A estrutura monumental de concreto e vidro, que parece flutuar sobre um espelho d’água, transforma a visita ao museu em um evento arquitetônico por si só. Para o turista, a experiência de percorrer aquele espaço é um mergulho na história do design brasileiro, um ponto obrigatório que permite entender a alma da cidade. Diferente de metrópoles que escondem suas obras-primas, Curitiba espalhou seus ícones. A Ópera de Arame é o ápice dessa filosofia. Construída em uma antiga pedreira, a estrutura de tubos metálicos e teto transparente prova que o turismo de experiência depende da harmonia entre o construído e o natural.

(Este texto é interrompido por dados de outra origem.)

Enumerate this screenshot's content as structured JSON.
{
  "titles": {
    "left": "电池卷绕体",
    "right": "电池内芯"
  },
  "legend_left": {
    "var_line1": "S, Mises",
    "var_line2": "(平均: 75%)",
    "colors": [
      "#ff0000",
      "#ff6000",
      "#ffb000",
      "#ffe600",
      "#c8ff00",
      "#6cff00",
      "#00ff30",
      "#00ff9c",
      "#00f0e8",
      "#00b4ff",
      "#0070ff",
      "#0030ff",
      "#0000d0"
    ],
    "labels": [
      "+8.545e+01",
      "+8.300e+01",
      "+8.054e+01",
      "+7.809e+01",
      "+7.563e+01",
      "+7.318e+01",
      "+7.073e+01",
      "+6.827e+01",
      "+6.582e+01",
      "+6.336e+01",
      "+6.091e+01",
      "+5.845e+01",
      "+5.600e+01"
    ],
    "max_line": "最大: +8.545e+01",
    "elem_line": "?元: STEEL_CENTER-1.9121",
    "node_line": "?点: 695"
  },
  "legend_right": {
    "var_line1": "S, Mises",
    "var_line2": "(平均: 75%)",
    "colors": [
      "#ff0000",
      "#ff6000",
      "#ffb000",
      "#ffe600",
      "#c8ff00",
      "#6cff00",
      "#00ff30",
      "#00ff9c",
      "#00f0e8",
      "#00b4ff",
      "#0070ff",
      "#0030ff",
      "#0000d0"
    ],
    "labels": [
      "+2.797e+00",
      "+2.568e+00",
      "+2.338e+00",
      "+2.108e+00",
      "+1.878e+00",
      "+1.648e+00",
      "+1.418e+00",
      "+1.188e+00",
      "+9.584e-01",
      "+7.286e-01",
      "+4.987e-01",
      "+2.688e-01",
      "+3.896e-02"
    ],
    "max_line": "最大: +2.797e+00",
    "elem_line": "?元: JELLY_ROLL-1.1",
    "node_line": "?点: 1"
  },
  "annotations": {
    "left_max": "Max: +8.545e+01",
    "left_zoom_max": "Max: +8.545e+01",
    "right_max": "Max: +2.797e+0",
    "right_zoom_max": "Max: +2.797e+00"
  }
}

Enquanto a luz do sol filtra pelo teto de policarbonato, o visitante compreende que, ali, a arquitetura não é uma barreira, mas uma moldura para a vegetação nativa da região. Esse tipo de planejamento facilita enormemente a logística para agências de receptivo, que encontram em roteiros como o City Tour uma narrativa coesa, onde cada parada tem um propósito estético e funcional. Do asfalto para a ferrovia: o movimento como destino A transformação do espaço público não se limitou ao concreto.

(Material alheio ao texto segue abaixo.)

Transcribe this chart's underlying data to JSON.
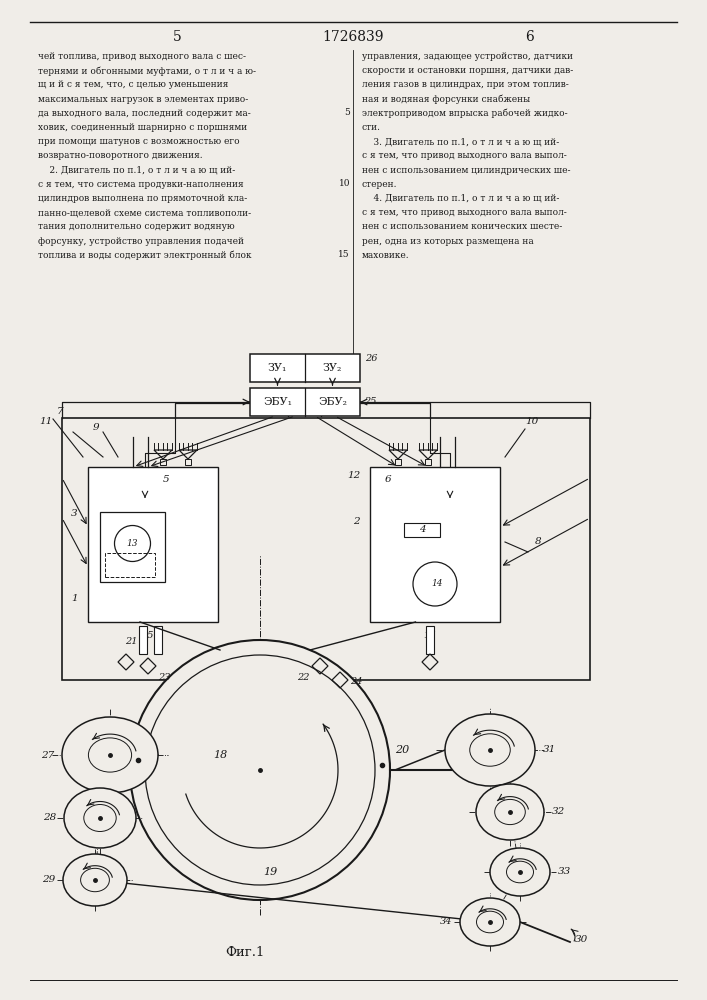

O planejamento que Lerner trouxe para o centro urbano encontrou seu contraponto na conservação da Serra do Mar. O passeio de trem entre Curitiba e Morretes é a extensão lógica dessa visão: o trajeto ferroviário, com suas pontes metálicas e túneis centenários, é uma obra de engenharia que integra o viajante à Mata Atlântica de uma forma que nenhuma estrada conseguiria proporcionar.